In every image or video coding scheme, quantization is a significant step of compressing data by removing a certain amount of information in an image or a video. The quantization is usually performed by transforming data from space domain into frequency domain so that the data can be more efficiently compressed by removing information in a quantization process.
In most image or video coding schemes, the quantization process is controllable by a quantization parameter. Here, an amount of compression increases as the value of the quantization parameter rises, and a greater amount of information is lost. The opposite is true.
Moreover, in most image or video coding schemes, the quantization process and an inverse quantization process are controllable by a set of quantization scaling matrix values in addition to the quantization parameter (see PTL 1, for instance). Here, each of frequency coefficients in a two-dimensional transform block can be quantized by using both the quantization parameter and a value corresponding to a quantization scaling matrix. It is to be noted that a “matrix value” refers to a value of each of coefficients constituting a matrix (hereafter the same).
An example of the inverse quantization process can be expressed by the following equation.AbsCoeff[i][j]=abs(QuantizedCoeff[i][j])*LevelScale*ScalingMatrix[i][j]>>(QShift)
Here, LevelScale and QShift are controlled by the quantization parameter.
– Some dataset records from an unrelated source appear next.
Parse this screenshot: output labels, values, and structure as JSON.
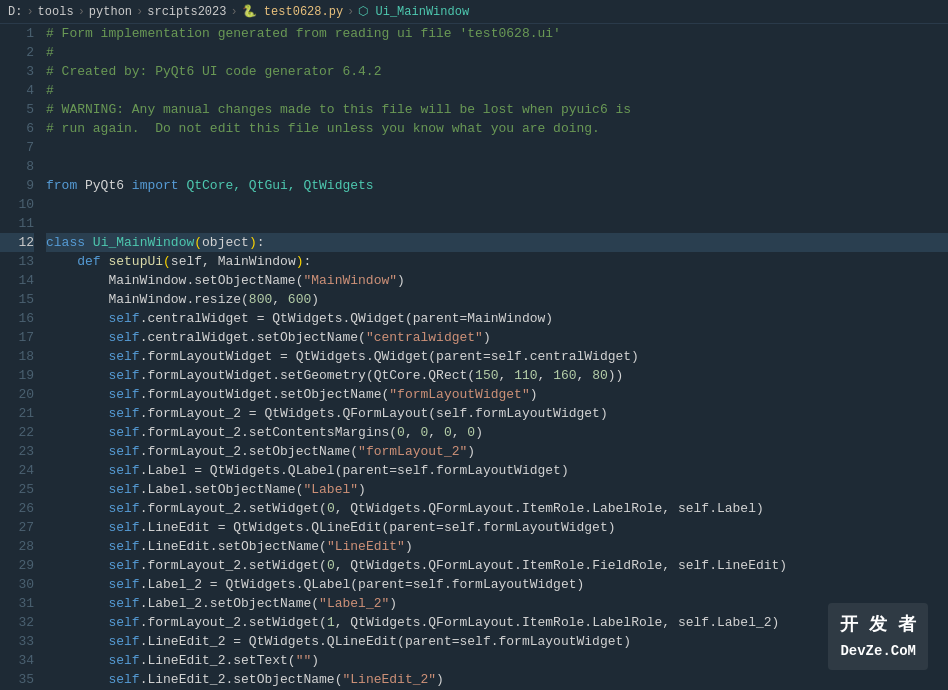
{
  "breadcrumb": {
    "items": [
      {
        "label": "D:",
        "type": "plain"
      },
      {
        "label": "tools",
        "type": "plain"
      },
      {
        "label": "python",
        "type": "plain"
      },
      {
        "label": "srcipts2023",
        "type": "plain"
      },
      {
        "label": "test0628.py",
        "type": "file"
      },
      {
        "label": "Ui_MainWindow",
        "type": "class"
      }
    ]
  },
  "active_line": 12,
  "watermark": {
    "zh": "开 发 者",
    "en": "DevZe.CoM"
  },
  "lines": [
    {
      "num": 1,
      "tokens": [
        {
          "t": "# Form implementation generated from reading ui file 'test0628.ui'",
          "c": "c-comment"
        }
      ]
    },
    {
      "num": 2,
      "tokens": [
        {
          "t": "#",
          "c": "c-comment"
        }
      ]
    },
    {
      "num": 3,
      "tokens": [
        {
          "t": "# Created by: PyQt6 UI code generator 6.4.2",
          "c": "c-comment"
        }
      ]
    },
    {
      "num": 4,
      "tokens": [
        {
          "t": "#",
          "c": "c-comment"
        }
      ]
    },
    {
      "num": 5,
      "tokens": [
        {
          "t": "# WARNING: Any manual changes made to this file will be lost when pyuic6 is",
          "c": "c-comment"
        }
      ]
    },
    {
      "num": 6,
      "tokens": [
        {
          "t": "# run again.  Do not edit this file unless you know what you are doing.",
          "c": "c-comment"
        }
      ]
    },
    {
      "num": 7,
      "tokens": []
    },
    {
      "num": 8,
      "tokens": []
    },
    {
      "num": 9,
      "tokens": [
        {
          "t": "from",
          "c": "c-keyword"
        },
        {
          "t": " PyQt6 ",
          "c": "c-plain"
        },
        {
          "t": "import",
          "c": "c-keyword"
        },
        {
          "t": " QtCore, QtGui, QtWidgets",
          "c": "c-module"
        }
      ]
    },
    {
      "num": 10,
      "tokens": []
    },
    {
      "num": 11,
      "tokens": []
    },
    {
      "num": 12,
      "tokens": [
        {
          "t": "class",
          "c": "c-keyword"
        },
        {
          "t": " ",
          "c": "c-plain"
        },
        {
          "t": "Ui_MainWindow",
          "c": "c-class"
        },
        {
          "t": "(",
          "c": "c-paren"
        },
        {
          "t": "object",
          "c": "c-plain"
        },
        {
          "t": ")",
          "c": "c-paren"
        },
        {
          "t": ":",
          "c": "c-plain"
        }
      ]
    },
    {
      "num": 13,
      "tokens": [
        {
          "t": "    ",
          "c": "c-plain"
        },
        {
          "t": "def",
          "c": "c-keyword"
        },
        {
          "t": " ",
          "c": "c-plain"
        },
        {
          "t": "setupUi",
          "c": "c-func"
        },
        {
          "t": "(",
          "c": "c-paren"
        },
        {
          "t": "self, MainWindow",
          "c": "c-plain"
        },
        {
          "t": ")",
          "c": "c-paren"
        },
        {
          "t": ":",
          "c": "c-plain"
        }
      ]
    },
    {
      "num": 14,
      "tokens": [
        {
          "t": "        MainWindow.setObjectName(",
          "c": "c-plain"
        },
        {
          "t": "\"MainWindow\"",
          "c": "c-string"
        },
        {
          "t": ")",
          "c": "c-plain"
        }
      ]
    },
    {
      "num": 15,
      "tokens": [
        {
          "t": "        MainWindow.resize(",
          "c": "c-plain"
        },
        {
          "t": "800",
          "c": "c-number"
        },
        {
          "t": ", ",
          "c": "c-plain"
        },
        {
          "t": "600",
          "c": "c-number"
        },
        {
          "t": ")",
          "c": "c-plain"
        }
      ]
    },
    {
      "num": 16,
      "tokens": [
        {
          "t": "        ",
          "c": "c-plain"
        },
        {
          "t": "self",
          "c": "c-keyword"
        },
        {
          "t": ".centralWidget = QtWidgets.QWidget(parent=MainWindow)",
          "c": "c-plain"
        }
      ]
    },
    {
      "num": 17,
      "tokens": [
        {
          "t": "        ",
          "c": "c-plain"
        },
        {
          "t": "self",
          "c": "c-keyword"
        },
        {
          "t": ".centralWidget.setObjectName(",
          "c": "c-plain"
        },
        {
          "t": "\"centralwidget\"",
          "c": "c-string"
        },
        {
          "t": ")",
          "c": "c-plain"
        }
      ]
    },
    {
      "num": 18,
      "tokens": [
        {
          "t": "        ",
          "c": "c-plain"
        },
        {
          "t": "self",
          "c": "c-keyword"
        },
        {
          "t": ".formLayoutWidget = QtWidgets.QWidget(parent=self.centralWidget)",
          "c": "c-plain"
        }
      ]
    },
    {
      "num": 19,
      "tokens": [
        {
          "t": "        ",
          "c": "c-plain"
        },
        {
          "t": "self",
          "c": "c-keyword"
        },
        {
          "t": ".formLayoutWidget.setGeometry(QtCore.QRect(",
          "c": "c-plain"
        },
        {
          "t": "150",
          "c": "c-number"
        },
        {
          "t": ", ",
          "c": "c-plain"
        },
        {
          "t": "110",
          "c": "c-number"
        },
        {
          "t": ", ",
          "c": "c-plain"
        },
        {
          "t": "160",
          "c": "c-number"
        },
        {
          "t": ", ",
          "c": "c-plain"
        },
        {
          "t": "80",
          "c": "c-number"
        },
        {
          "t": "))",
          "c": "c-plain"
        }
      ]
    },
    {
      "num": 20,
      "tokens": [
        {
          "t": "        ",
          "c": "c-plain"
        },
        {
          "t": "self",
          "c": "c-keyword"
        },
        {
          "t": ".formLayoutWidget.setObjectName(",
          "c": "c-plain"
        },
        {
          "t": "\"formLayoutWidget\"",
          "c": "c-string"
        },
        {
          "t": ")",
          "c": "c-plain"
        }
      ]
    },
    {
      "num": 21,
      "tokens": [
        {
          "t": "        ",
          "c": "c-plain"
        },
        {
          "t": "self",
          "c": "c-keyword"
        },
        {
          "t": ".formLayout_2 = QtWidgets.QFormLayout(self.formLayoutWidget)",
          "c": "c-plain"
        }
      ]
    },
    {
      "num": 22,
      "tokens": [
        {
          "t": "        ",
          "c": "c-plain"
        },
        {
          "t": "self",
          "c": "c-keyword"
        },
        {
          "t": ".formLayout_2.setContentsMargins(",
          "c": "c-plain"
        },
        {
          "t": "0",
          "c": "c-number"
        },
        {
          "t": ", ",
          "c": "c-plain"
        },
        {
          "t": "0",
          "c": "c-number"
        },
        {
          "t": ", ",
          "c": "c-plain"
        },
        {
          "t": "0",
          "c": "c-number"
        },
        {
          "t": ", ",
          "c": "c-plain"
        },
        {
          "t": "0",
          "c": "c-number"
        },
        {
          "t": ")",
          "c": "c-plain"
        }
      ]
    },
    {
      "num": 23,
      "tokens": [
        {
          "t": "        ",
          "c": "c-plain"
        },
        {
          "t": "self",
          "c": "c-keyword"
        },
        {
          "t": ".formLayout_2.setObjectName(",
          "c": "c-plain"
        },
        {
          "t": "\"formLayout_2\"",
          "c": "c-string"
        },
        {
          "t": ")",
          "c": "c-plain"
        }
      ]
    },
    {
      "num": 24,
      "tokens": [
        {
          "t": "        ",
          "c": "c-plain"
        },
        {
          "t": "self",
          "c": "c-keyword"
        },
        {
          "t": ".Label = QtWidgets.QLabel(parent=self.formLayoutWidget)",
          "c": "c-plain"
        }
      ]
    },
    {
      "num": 25,
      "tokens": [
        {
          "t": "        ",
          "c": "c-plain"
        },
        {
          "t": "self",
          "c": "c-keyword"
        },
        {
          "t": ".Label.setObjectName(",
          "c": "c-plain"
        },
        {
          "t": "\"Label\"",
          "c": "c-string"
        },
        {
          "t": ")",
          "c": "c-plain"
        }
      ]
    },
    {
      "num": 26,
      "tokens": [
        {
          "t": "        ",
          "c": "c-plain"
        },
        {
          "t": "self",
          "c": "c-keyword"
        },
        {
          "t": ".formLayout_2.setWidget(",
          "c": "c-plain"
        },
        {
          "t": "0",
          "c": "c-number"
        },
        {
          "t": ", QtWidgets.QFormLayout.ItemRole.LabelRole, self.Label)",
          "c": "c-plain"
        }
      ]
    },
    {
      "num": 27,
      "tokens": [
        {
          "t": "        ",
          "c": "c-plain"
        },
        {
          "t": "self",
          "c": "c-keyword"
        },
        {
          "t": ".LineEdit = QtWidgets.QLineEdit(parent=self.formLayoutWidget)",
          "c": "c-plain"
        }
      ]
    },
    {
      "num": 28,
      "tokens": [
        {
          "t": "        ",
          "c": "c-plain"
        },
        {
          "t": "self",
          "c": "c-keyword"
        },
        {
          "t": ".LineEdit.setObjectName(",
          "c": "c-plain"
        },
        {
          "t": "\"LineEdit\"",
          "c": "c-string"
        },
        {
          "t": ")",
          "c": "c-plain"
        }
      ]
    },
    {
      "num": 29,
      "tokens": [
        {
          "t": "        ",
          "c": "c-plain"
        },
        {
          "t": "self",
          "c": "c-keyword"
        },
        {
          "t": ".formLayout_2.setWidget(",
          "c": "c-plain"
        },
        {
          "t": "0",
          "c": "c-number"
        },
        {
          "t": ", QtWidgets.QFormLayout.ItemRole.FieldRole, self.LineEdit)",
          "c": "c-plain"
        }
      ]
    },
    {
      "num": 30,
      "tokens": [
        {
          "t": "        ",
          "c": "c-plain"
        },
        {
          "t": "self",
          "c": "c-keyword"
        },
        {
          "t": ".Label_2 = QtWidgets.QLabel(parent=self.formLayoutWidget)",
          "c": "c-plain"
        }
      ]
    },
    {
      "num": 31,
      "tokens": [
        {
          "t": "        ",
          "c": "c-plain"
        },
        {
          "t": "self",
          "c": "c-keyword"
        },
        {
          "t": ".Label_2.setObjectName(",
          "c": "c-plain"
        },
        {
          "t": "\"Label_2\"",
          "c": "c-string"
        },
        {
          "t": ")",
          "c": "c-plain"
        }
      ]
    },
    {
      "num": 32,
      "tokens": [
        {
          "t": "        ",
          "c": "c-plain"
        },
        {
          "t": "self",
          "c": "c-keyword"
        },
        {
          "t": ".formLayout_2.setWidget(",
          "c": "c-plain"
        },
        {
          "t": "1",
          "c": "c-number"
        },
        {
          "t": ", QtWidgets.QFormLayout.ItemRole.LabelRole, self.Label_2)",
          "c": "c-plain"
        }
      ]
    },
    {
      "num": 33,
      "tokens": [
        {
          "t": "        ",
          "c": "c-plain"
        },
        {
          "t": "self",
          "c": "c-keyword"
        },
        {
          "t": ".LineEdit_2 = QtWidgets.QLineEdit(parent=self.formLayoutWidget)",
          "c": "c-plain"
        }
      ]
    },
    {
      "num": 34,
      "tokens": [
        {
          "t": "        ",
          "c": "c-plain"
        },
        {
          "t": "self",
          "c": "c-keyword"
        },
        {
          "t": ".LineEdit_2.setText(",
          "c": "c-plain"
        },
        {
          "t": "\"\"",
          "c": "c-string"
        },
        {
          "t": ")",
          "c": "c-plain"
        }
      ]
    },
    {
      "num": 35,
      "tokens": [
        {
          "t": "        ",
          "c": "c-plain"
        },
        {
          "t": "self",
          "c": "c-keyword"
        },
        {
          "t": ".LineEdit_2.setObjectName(",
          "c": "c-plain"
        },
        {
          "t": "\"LineEdit_2\"",
          "c": "c-string"
        },
        {
          "t": ")",
          "c": "c-plain"
        }
      ]
    }
  ]
}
Moreover, ScalingMatrix[i][j] represents quantization scaling matrix values.
In a video coding scheme such as ISO/IES14496-10 (MPEG-4AVC), a quantization scaling matrix can be included and coded in a sequence header or a picture header. Conventionally, quantization scaling matrix values are rearranged in a predetermined order, differences between previous and next quantization scaling matrix values are calculated, and the difference values are included and coded in the sequence header or the picture header.